Received 22 April 2013 Revised 5 September 2013 Accepted 8 September 2013 Abstract. Fast-continuous-rotation is an effective measure to improve the scanning speed and decrease the radiation dose for cone-beam CT. However, because of acceleration and deceleration of the motor, as well as the response lag of the scanning control terminals to the host PC, uneven-distributed and redundant projections are inevitably created, which seriously decrease the quality of the reconstruction images. In this paper, we first analyzed the aspects of the theoretical sequence chart of the fastcontinuous-rotation mode. Then, an optimized sequence chart was proposed by extending the rotation angle span to ensure the effective 2π-span projections were situated in the stable rotation stage. In order to match the rotation angle with the projection image accurately, structure similarity (SSIM) index was used as a control parameter for extraction of the effective projection sequence which was exactly the complete projection data for image reconstruction.

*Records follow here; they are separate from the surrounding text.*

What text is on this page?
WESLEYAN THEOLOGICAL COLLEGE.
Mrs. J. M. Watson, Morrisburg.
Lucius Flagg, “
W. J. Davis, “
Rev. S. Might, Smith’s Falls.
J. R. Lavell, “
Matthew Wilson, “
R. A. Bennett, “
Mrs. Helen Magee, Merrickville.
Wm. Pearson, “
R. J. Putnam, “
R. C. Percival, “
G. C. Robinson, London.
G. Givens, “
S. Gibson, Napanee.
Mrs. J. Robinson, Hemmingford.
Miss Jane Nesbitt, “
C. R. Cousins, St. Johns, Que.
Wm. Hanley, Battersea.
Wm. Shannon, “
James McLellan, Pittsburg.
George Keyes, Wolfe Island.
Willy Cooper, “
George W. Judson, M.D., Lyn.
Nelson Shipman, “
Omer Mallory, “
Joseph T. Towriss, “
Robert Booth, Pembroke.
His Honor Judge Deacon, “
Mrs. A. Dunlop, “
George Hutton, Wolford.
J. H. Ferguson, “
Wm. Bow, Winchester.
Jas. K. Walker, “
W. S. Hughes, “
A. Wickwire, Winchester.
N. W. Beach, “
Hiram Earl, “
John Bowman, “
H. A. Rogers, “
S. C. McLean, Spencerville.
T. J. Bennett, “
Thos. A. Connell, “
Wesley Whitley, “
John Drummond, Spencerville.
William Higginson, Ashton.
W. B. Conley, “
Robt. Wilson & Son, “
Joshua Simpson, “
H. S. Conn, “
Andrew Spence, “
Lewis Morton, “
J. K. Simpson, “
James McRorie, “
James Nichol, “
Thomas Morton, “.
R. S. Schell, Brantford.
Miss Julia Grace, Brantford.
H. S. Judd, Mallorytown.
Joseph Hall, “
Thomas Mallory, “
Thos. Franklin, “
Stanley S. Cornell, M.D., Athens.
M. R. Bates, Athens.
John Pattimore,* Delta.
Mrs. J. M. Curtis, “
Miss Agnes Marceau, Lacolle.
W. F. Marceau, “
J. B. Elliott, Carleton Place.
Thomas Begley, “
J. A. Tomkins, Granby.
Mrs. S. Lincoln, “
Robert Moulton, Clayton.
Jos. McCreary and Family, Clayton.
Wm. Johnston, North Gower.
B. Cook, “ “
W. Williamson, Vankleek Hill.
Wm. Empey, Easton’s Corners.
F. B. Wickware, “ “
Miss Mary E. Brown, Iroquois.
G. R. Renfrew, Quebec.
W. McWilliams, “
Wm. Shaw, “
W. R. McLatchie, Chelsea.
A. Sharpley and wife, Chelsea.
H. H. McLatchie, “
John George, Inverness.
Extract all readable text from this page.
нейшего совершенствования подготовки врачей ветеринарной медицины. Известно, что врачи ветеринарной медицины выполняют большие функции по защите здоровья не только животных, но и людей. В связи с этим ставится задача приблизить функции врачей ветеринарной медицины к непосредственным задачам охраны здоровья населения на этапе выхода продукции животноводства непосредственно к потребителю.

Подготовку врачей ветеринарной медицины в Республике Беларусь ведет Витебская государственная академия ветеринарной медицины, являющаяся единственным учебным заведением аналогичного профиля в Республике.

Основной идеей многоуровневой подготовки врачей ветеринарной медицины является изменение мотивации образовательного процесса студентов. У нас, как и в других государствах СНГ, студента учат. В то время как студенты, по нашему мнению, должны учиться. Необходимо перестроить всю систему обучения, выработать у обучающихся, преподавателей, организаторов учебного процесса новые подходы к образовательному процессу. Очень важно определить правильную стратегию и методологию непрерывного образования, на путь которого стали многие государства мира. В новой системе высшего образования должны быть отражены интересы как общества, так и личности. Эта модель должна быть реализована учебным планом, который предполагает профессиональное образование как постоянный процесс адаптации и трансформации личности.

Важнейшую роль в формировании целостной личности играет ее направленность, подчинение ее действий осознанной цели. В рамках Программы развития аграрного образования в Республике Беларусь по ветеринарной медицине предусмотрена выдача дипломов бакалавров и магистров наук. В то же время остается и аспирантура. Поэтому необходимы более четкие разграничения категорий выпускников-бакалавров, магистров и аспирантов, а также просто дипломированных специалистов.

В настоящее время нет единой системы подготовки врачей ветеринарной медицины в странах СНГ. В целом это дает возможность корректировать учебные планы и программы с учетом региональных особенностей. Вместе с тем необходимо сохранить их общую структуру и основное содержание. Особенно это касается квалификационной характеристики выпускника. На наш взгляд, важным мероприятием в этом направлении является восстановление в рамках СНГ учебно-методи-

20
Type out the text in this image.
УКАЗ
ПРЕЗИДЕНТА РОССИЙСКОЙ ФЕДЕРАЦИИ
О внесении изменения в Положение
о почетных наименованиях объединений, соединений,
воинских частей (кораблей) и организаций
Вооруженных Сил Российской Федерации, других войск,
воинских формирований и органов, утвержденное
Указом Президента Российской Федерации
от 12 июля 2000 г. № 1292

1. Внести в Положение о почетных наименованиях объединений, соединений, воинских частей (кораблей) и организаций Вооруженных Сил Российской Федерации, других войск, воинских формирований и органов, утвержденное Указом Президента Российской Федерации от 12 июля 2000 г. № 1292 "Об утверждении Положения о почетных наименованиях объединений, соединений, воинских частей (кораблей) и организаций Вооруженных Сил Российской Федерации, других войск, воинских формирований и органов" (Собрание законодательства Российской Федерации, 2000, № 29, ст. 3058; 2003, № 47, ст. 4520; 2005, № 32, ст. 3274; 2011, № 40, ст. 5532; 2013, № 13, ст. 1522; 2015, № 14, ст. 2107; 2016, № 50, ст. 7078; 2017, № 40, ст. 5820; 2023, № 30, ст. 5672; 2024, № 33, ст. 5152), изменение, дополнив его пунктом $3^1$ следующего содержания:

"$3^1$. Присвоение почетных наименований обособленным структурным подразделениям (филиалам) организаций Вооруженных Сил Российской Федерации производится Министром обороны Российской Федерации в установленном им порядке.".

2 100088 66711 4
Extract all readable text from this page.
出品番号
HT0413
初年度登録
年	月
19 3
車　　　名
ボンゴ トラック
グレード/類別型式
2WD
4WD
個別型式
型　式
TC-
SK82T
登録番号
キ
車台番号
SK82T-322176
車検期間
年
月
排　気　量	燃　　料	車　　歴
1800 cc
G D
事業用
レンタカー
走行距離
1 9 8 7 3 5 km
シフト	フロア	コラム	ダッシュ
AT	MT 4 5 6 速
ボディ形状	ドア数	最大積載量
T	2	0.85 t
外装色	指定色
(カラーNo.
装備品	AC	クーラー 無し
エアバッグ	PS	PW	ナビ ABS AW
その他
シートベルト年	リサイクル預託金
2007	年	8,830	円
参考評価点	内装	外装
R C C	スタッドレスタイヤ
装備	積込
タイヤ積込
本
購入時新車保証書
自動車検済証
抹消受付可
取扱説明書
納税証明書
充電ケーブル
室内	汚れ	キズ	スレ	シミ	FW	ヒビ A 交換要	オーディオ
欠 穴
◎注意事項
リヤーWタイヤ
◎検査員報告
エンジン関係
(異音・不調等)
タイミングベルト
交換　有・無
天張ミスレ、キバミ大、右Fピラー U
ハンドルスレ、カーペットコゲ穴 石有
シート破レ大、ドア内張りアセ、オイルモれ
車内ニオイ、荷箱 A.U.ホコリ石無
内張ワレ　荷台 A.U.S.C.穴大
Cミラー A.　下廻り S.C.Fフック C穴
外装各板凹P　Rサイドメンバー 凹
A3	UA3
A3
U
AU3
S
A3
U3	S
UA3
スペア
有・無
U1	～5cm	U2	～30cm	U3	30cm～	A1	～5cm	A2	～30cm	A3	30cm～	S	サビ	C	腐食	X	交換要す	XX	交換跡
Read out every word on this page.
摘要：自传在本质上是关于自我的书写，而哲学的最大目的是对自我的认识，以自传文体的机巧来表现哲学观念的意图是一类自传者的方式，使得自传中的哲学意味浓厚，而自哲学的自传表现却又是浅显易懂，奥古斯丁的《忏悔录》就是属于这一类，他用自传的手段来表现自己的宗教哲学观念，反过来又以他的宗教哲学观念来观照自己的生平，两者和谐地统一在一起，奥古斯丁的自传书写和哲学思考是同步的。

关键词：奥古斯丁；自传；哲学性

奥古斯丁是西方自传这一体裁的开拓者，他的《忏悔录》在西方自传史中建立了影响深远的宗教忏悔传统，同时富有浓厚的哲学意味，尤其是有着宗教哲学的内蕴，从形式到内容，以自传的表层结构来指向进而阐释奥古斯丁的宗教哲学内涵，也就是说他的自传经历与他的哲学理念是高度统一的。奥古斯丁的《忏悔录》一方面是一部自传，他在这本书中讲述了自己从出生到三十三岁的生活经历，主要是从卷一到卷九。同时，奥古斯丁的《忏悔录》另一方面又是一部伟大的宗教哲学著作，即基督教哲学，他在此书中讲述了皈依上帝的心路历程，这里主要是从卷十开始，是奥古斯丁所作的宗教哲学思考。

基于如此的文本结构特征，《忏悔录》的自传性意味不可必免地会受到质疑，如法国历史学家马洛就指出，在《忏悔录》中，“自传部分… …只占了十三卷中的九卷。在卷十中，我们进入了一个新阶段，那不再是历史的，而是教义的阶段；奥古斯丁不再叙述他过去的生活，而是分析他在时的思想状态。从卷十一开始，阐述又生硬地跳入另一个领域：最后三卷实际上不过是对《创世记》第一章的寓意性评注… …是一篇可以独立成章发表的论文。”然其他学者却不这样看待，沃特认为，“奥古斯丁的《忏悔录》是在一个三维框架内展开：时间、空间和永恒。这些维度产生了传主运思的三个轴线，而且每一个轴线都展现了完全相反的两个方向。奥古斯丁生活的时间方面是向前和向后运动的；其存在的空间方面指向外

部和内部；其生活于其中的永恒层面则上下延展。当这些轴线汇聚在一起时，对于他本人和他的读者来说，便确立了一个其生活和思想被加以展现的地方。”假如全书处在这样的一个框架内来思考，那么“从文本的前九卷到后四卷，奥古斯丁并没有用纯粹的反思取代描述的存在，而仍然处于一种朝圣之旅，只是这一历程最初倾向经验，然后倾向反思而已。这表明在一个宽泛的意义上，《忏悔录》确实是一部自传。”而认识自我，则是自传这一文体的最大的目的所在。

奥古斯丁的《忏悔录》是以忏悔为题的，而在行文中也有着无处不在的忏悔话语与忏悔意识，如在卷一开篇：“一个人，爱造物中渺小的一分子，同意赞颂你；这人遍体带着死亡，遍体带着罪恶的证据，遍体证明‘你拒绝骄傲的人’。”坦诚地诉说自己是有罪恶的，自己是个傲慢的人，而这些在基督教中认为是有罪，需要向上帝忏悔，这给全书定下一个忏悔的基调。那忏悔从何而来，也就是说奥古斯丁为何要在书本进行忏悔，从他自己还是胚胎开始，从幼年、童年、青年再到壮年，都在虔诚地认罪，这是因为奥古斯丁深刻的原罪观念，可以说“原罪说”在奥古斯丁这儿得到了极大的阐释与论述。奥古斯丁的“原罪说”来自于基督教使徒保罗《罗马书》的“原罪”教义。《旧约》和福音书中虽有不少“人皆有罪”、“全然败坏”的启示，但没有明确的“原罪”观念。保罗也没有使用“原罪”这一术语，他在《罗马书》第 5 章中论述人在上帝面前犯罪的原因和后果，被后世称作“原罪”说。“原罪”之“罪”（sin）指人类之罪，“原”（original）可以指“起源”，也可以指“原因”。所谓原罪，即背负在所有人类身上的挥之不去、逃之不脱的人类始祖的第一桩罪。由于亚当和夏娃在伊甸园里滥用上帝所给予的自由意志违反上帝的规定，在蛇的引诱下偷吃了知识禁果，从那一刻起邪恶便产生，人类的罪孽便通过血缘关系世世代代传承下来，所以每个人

The experimental results showed that SSIM based method had a high accuracy of projection view locating and was easy to realize. Keywords: Cone-beam CT, fast-continuous-rotation scanning, data redundancy, structural similarity

∗ Corresponding authors: Min Yang, School of Mechanical Engineering and Automation, Beijing University of Aeronautics and Astronautics, Beijing 100191, China. E-mail: [email protected]; Fanyong Meng, State Key Laboratory of Multiphase Complex Systems, Institute of Process Engineering, Chinese Academy of Sciences, Beijing 100190, China. E-mail: [email protected].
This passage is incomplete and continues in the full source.